I am trying to get my head around some introductory mechanics, however I need some help.
For this question:
It asks me to resolve the $200kN$ force shown acting on the pin into components in the (a) $x$ and $y$ directions, (b) $x’$ and $y$ directions and (c) $x$ and $y’$ directions.
Now, I know for part (a) $R_{x}=200\cos{40}=153.21$ (2 d.p.) and $R_{y}=200\sin{40}=128.56$ (2 d.p.).
However, for parts (b) and (c), isn't it true that $R_{x'}=200\cos(40+30)$ and $R_{y'}=200\sin(40+30)$?
Also, I don't understand why $R_{x}$ and $R_{y}$ change when you are resolving them with respect to $R_{x'}$ and $R_{y'}$ and not each other.

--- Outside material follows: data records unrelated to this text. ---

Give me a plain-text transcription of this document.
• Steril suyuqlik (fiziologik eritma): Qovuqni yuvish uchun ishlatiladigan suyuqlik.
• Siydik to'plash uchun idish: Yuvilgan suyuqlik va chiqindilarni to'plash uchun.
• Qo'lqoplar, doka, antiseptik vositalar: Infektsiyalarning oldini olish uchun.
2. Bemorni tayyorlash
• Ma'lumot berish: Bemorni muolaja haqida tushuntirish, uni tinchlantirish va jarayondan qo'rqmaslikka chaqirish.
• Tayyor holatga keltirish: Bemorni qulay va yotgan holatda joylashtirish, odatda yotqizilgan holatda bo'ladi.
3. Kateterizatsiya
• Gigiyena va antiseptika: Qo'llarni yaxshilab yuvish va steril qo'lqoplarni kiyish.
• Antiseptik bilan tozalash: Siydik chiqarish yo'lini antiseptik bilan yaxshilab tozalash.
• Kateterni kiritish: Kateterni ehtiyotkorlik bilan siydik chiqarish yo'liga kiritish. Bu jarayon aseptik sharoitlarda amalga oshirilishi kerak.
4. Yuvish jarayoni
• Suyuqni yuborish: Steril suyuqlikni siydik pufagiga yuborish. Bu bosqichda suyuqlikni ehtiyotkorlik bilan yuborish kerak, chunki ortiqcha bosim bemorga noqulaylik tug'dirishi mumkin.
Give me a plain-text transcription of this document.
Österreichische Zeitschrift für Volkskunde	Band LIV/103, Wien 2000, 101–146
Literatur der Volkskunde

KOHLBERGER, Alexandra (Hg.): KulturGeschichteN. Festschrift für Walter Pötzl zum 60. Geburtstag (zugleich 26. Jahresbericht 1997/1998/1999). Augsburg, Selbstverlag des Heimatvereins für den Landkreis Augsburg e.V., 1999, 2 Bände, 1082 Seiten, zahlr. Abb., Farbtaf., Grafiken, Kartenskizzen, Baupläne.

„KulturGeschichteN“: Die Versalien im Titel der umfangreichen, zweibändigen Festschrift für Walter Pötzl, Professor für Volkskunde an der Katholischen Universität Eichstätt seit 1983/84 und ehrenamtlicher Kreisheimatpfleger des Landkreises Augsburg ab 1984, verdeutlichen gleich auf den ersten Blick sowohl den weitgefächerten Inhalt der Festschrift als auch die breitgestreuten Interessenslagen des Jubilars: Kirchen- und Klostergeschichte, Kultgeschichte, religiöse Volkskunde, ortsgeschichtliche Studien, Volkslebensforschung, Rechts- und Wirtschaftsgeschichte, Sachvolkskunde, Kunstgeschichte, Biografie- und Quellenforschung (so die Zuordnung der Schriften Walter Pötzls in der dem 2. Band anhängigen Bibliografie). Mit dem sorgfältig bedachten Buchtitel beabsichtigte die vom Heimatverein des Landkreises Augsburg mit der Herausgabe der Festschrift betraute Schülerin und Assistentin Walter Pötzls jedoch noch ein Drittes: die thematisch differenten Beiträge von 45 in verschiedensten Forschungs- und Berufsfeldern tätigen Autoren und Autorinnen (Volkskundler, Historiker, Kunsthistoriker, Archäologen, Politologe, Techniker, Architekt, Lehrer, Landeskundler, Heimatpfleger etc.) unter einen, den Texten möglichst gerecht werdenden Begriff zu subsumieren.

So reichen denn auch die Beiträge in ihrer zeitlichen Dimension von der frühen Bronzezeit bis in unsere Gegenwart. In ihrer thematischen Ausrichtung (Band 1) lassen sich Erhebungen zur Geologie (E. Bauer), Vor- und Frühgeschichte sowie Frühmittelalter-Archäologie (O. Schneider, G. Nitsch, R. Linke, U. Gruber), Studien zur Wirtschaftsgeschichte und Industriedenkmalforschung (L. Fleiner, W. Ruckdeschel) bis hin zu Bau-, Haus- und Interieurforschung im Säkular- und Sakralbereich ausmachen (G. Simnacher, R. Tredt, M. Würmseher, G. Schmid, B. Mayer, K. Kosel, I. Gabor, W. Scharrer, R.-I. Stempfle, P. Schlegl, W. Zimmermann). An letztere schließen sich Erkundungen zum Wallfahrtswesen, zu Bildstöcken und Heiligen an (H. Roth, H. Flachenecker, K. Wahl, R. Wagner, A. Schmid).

No. The problem does not ask you to write $R$ in terms of $R_{x'}$ and $R_{y'}$. Forget everything you did in part a. What the problem asks in part b is to find two forces, one along $x'$ the other along $y$, such as the sum of them is $R$. You can write $R_{x'}$ as made up of a component along $x$: $R_{xx'}=R_{x'}\cos(30)$ and along $y$: $R_{yx'}=-R_{x'}\sin(30)$. Now write $R$ along $x$ and $y$ and you get $$R\cos(40)= R_{x'}\cos(30)$$ and $$R\sin(40)=R_y-R_{x'}\sin(30)$$ Equivalently, you can project the required components along $R$ and the direction perpendicular to $R$